The course is an introductory course in Speech, Language, and Hearing Sciences and provides an overview of the anatomy and physiology of the speech mechanism, including how the respiratory system, vocal folds, and orofacial structures interact to produce speech. The course redesign will ideally provide students with foundational problem-solving and critical thinking skills to apply scientific knowledge to determine how breakdowns in the speech mechanism will lead to predictable speech difficulties. The redesign is focused on using leveraging technologies and pedagogical strategies to increase student engagement and greater class time for applied, real-world case studies and problems through the use of clickers, flipping the classroom, and supplemental instruction.

This is a core senior-level course in our curriculum that has a moderate DFW rate. This course redesign is to help reduce the number of students who fail to pass the course with a sufficient grade. The goal with this design of the course is to increase student engagement in class and reduce the learning and achievement gap among the course's diverse group of students. By implementing more of a "flipped" model, include the use of clickers and group games in-class, and implement supplemental conceptual videos, I ultimately hope to increase the learning and performance of students who take this course.

This course is a high demand course that is the primary class offered to fulfill the GE-E1 Lifelong Understanding Category The Whole Person - Physical and Physiological Issues requirement. Currently, the number of sections offered cannot accommodate the number of students that need to enroll. To accommodate such a high volume of students the most promising solution would be to design an online offering for this course. The goal for this project is to solve the issue of facility space to accommodate the number of students that need to enroll in the course while maintaining the quality of instruction.

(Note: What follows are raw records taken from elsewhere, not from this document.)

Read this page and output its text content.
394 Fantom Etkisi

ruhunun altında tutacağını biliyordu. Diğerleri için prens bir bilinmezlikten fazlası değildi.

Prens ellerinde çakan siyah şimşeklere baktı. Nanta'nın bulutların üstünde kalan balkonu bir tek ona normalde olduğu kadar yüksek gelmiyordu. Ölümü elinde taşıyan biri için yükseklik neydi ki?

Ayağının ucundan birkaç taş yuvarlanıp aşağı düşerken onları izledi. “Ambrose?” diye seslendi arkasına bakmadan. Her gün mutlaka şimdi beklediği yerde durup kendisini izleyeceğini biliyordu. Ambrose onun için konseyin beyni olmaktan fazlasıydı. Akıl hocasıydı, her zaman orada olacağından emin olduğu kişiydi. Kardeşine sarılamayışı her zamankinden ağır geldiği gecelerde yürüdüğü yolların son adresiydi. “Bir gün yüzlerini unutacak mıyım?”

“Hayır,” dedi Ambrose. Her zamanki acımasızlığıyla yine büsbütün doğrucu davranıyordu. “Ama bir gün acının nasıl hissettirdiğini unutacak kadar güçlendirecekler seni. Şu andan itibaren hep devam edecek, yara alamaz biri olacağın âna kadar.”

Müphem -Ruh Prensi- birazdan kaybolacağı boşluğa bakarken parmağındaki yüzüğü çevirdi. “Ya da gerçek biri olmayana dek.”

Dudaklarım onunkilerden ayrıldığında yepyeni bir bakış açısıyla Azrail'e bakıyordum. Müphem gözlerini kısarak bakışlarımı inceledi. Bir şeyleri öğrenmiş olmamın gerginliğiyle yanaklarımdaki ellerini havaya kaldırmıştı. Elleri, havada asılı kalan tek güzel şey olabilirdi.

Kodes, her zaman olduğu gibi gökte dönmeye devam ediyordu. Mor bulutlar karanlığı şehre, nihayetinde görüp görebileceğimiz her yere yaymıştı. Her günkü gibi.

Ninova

This course is a bottleneck course at CSU Chico. Three faculty and a student mentor collaborated to redesign curriculum for the class, flipping the instructional design and creating new opportunities for students to learn from each other. Increased student engagement with the content and additional in class activities have contributed to higher success rates, with increased GPA and lower DFW rates.

The redesign of the virtual labs for these courses is crucial in order to 1) decrease the bottleneck in these courses, and 2) increase student success in these lab courses. By adding the virtual labs component, we can incorporate more material with technology, thereby bringing more cutting-edge content into the courses. These courses provide the GE for science required for graduation.